Perhaps most significant is the fact that Glastonbury – one of the world's most renowned music festivals – is skipping 2012 to focus on 2013.
Some promoters, like those at the Big Chill, are putting the decision down to the clash with the upcoming London Olympics, but with more economic woes plaguing Europe (the word 'recession' is being through around in the British press) it appears that there is more significant damage being done to the market.
Speaking to The Times last year, Glastonbury boss Michael Eavis said that festivals were having to think short-term sustainability.
“Partly it's economics, but there is a feeling that that people have seen it all before. We've probably got another three or four years. WOMAD and Latitude are not selling out. We sell out only because we get huge headliners. In the year Jay-Z played we nearly went bankrupt.”

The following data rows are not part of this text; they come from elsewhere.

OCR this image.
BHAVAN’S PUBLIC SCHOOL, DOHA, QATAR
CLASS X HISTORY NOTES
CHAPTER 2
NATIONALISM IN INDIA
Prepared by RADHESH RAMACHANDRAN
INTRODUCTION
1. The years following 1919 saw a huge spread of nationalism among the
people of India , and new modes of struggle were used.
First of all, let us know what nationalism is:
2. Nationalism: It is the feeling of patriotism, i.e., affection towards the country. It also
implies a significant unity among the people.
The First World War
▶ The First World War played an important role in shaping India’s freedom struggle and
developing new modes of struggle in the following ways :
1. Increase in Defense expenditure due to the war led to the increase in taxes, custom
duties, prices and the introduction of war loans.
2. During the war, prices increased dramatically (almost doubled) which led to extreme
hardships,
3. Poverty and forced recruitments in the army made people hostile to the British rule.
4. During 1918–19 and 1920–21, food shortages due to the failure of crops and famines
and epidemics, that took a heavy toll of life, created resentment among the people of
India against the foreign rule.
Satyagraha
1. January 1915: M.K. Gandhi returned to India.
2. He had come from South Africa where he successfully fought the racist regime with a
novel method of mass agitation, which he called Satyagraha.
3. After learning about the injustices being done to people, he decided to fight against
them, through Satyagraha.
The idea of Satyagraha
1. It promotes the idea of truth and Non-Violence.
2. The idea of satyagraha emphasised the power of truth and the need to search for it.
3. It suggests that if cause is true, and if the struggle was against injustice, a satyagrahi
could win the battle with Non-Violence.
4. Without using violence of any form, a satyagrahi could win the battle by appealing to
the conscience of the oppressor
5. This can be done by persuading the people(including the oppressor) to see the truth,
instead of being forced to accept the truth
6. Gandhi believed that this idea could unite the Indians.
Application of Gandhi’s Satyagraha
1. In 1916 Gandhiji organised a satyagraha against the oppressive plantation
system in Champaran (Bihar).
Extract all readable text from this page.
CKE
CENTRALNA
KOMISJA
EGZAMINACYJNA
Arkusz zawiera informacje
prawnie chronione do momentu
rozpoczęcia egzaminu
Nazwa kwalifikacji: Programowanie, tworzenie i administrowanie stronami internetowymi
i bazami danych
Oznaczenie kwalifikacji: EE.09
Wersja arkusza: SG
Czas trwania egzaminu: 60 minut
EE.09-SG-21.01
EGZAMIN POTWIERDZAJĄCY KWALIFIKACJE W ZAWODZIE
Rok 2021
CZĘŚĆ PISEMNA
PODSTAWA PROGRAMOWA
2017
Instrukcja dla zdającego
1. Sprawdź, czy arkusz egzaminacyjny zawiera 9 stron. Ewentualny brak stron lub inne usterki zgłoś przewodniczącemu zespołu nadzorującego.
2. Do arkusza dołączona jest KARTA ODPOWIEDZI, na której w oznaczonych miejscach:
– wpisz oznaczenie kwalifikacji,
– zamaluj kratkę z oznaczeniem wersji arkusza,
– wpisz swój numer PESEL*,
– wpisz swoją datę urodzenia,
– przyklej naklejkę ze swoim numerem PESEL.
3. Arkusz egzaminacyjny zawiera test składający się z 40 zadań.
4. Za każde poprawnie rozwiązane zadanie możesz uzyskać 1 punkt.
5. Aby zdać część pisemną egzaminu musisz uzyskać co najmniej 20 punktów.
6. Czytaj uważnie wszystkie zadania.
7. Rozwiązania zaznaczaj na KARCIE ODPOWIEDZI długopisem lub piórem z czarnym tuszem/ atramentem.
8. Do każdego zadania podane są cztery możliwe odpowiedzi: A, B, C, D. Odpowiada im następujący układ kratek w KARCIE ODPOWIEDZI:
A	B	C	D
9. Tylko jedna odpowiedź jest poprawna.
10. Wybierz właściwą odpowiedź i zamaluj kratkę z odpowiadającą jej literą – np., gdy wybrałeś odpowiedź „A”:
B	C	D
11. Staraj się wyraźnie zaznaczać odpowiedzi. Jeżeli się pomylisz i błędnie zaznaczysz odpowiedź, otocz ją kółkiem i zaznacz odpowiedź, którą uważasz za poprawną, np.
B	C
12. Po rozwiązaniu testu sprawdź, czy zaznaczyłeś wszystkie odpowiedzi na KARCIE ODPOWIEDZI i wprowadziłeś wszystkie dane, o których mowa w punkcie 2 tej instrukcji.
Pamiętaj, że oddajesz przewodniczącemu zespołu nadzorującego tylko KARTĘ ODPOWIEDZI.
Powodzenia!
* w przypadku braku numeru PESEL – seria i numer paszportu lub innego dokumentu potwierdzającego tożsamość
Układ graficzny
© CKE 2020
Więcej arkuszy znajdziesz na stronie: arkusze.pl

On the flip-side, recent reports are indicating that Scotland's music festival market is going through a boom period.
Will Page, chief economist at PRS for Music, said, “What you're seeing is that big festivals like T in the Park are as big as they can be.
“Boutique festivals are cropping up everywhere – Knockengorroch in the southwest of Scotland, for example – and that's actually driving this growth.”